Perhaps the Left’s yanking on the reins so persistently and savagely has finally calloused the mouths of American youth. It’s pretty to think so, anyway.

Your Curmudgeon is no advocate of campus proselytization for any political doctrine. He deplores professors’ use of their positions to dispense opinion in place of fact. He condemns their incitement of anger, sometimes verging on violence, at the presentation of views contrary to their own. If any practice gives new life and import to Julien Benda’s tract Trahison Des Clercs (The Treason Of The Intellectuals), this is surely it. But this doesn’t point us toward the proper means for opposing it where it flourishes.

Perhaps opposing it in place, in the active sense, is the wrong idea.

If we don’t want our universities politicized, then we ought not to contribute to their politicization. If we want them depoliticized against the wishes of those who control them, perhaps we ought to steer our young folks and our money toward competing alternatives. Universities are sensitive to exactly two forms of criticism: reduced enrollments and straitened finances.

No, it won’t be easy. College degrees are overvalued in the corporate world, which uses them to filter out the lazy and unfocused. But corporate America is showing some signs of returning to sanity. A growing number of employers are putting more emphasis on personal recommendations from trusted sources than on degrees and transcripts. Given the high costs of employment today, and the legal risks involved in terminating a worker who should never have been hired in the first place, it’s a trend we may expect to accelerate.
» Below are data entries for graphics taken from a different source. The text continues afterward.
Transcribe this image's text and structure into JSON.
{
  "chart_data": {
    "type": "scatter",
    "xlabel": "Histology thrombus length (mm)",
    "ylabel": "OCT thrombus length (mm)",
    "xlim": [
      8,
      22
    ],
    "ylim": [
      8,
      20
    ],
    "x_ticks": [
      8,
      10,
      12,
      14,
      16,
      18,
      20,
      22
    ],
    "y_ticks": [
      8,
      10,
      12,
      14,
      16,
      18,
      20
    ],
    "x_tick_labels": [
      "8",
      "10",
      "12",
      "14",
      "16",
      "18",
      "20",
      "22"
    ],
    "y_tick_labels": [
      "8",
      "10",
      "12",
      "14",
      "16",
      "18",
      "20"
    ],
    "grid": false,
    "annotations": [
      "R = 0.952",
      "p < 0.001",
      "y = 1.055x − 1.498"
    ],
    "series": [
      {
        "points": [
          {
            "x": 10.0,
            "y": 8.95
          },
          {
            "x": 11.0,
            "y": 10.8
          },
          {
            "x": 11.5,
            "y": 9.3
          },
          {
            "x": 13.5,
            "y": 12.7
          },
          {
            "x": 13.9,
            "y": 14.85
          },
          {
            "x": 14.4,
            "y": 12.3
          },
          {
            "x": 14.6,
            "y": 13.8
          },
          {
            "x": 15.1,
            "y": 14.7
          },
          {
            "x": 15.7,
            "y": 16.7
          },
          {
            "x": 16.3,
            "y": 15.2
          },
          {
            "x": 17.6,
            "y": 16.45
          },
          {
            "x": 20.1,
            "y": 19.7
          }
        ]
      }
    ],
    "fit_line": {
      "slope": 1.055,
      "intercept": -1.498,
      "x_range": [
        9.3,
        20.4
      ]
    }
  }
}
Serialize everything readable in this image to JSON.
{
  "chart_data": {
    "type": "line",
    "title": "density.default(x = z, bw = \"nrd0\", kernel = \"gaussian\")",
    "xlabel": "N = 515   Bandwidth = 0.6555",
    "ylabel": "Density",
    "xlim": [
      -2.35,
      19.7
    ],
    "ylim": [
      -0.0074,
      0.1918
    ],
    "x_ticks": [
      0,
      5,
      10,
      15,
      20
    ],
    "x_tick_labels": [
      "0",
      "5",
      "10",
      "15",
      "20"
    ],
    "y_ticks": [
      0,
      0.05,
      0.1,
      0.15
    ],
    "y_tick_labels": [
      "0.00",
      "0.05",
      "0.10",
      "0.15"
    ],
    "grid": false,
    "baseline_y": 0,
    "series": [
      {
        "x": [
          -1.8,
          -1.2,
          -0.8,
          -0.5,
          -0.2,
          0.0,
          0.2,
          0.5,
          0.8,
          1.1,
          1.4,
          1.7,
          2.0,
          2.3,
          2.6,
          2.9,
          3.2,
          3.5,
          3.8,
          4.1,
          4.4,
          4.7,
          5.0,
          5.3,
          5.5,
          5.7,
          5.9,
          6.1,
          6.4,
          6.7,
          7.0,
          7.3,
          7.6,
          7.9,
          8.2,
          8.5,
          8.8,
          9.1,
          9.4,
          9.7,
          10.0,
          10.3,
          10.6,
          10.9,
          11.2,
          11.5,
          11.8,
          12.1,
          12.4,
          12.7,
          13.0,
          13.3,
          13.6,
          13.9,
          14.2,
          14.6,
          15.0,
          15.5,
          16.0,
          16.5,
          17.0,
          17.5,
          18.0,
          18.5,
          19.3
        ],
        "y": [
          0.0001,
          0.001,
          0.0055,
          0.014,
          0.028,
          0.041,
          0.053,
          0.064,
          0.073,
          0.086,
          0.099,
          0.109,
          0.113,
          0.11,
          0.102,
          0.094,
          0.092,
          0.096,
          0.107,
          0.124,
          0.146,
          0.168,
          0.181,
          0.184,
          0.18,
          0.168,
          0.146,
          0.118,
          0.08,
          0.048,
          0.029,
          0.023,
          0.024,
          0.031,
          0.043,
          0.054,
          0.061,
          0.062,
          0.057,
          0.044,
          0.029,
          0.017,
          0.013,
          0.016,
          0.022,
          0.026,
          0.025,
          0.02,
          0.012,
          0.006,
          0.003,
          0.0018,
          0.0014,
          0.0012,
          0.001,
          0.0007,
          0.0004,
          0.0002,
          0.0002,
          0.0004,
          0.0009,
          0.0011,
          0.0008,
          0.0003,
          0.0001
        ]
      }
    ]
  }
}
Murray Rothbard and others have noted how what one learns on the job outweighs the knowledge garnered in high school and college, and how quickly, under economic pressure, the new worker will obtain that knowledge. Colleges were never intended to be occupational training centers in the first place, and have performed poorly when they’ve undertaken the role. (Your Curmudgeon will pass with the faintest clenched-teeth whisper over the large number of new graduates in computer science he’s had to re-educate entirely before they could be productive contributors to his company.)

So the best strategy for dealing with the propagandist infiltration and conquest of our universities might be, simply, to bypass them. Internationalist victimist-redistributionist social-welfare fascism, otherwise known as American left-liberalism, is losing ground everywhere except on college campuses and in the broadcast media. Therefore, its propagandists will fight like cornered dogs to keep those fortresses, particularly the extremely cushy ones in the universities. By bypassing them, we can turn their seats of influence into well-upholstered cages, where they can chew the bars (and each other) without damaging anyone else. Nor is it likely that minds so closed to the possibility that they might be wrong would draw the appropriate lesson.

This would parallel the way those who desire objective news reporting and balanced opinion dissemination have dealt with the pervasive dishonesty and leftism of the Old Media: newspapers and broadcast television. Rather than battering their heads against the gates, conservatives and libertarians have made recourse to the Older Media—books and talk radio—and the Newer Medium—the Internet. If, rather than laying siege to the Left’s academic strongholds, we bypass them in a similar fashion, in twenty years’ time they’ll fade into complete irrelevance. It would be a punishment more fitting than any your Curmudgeon could contrive for those who seek to close the minds of the young against honest intellectual discourse and true diversity of opinion. Short of racks and red-hot pincers, anyway.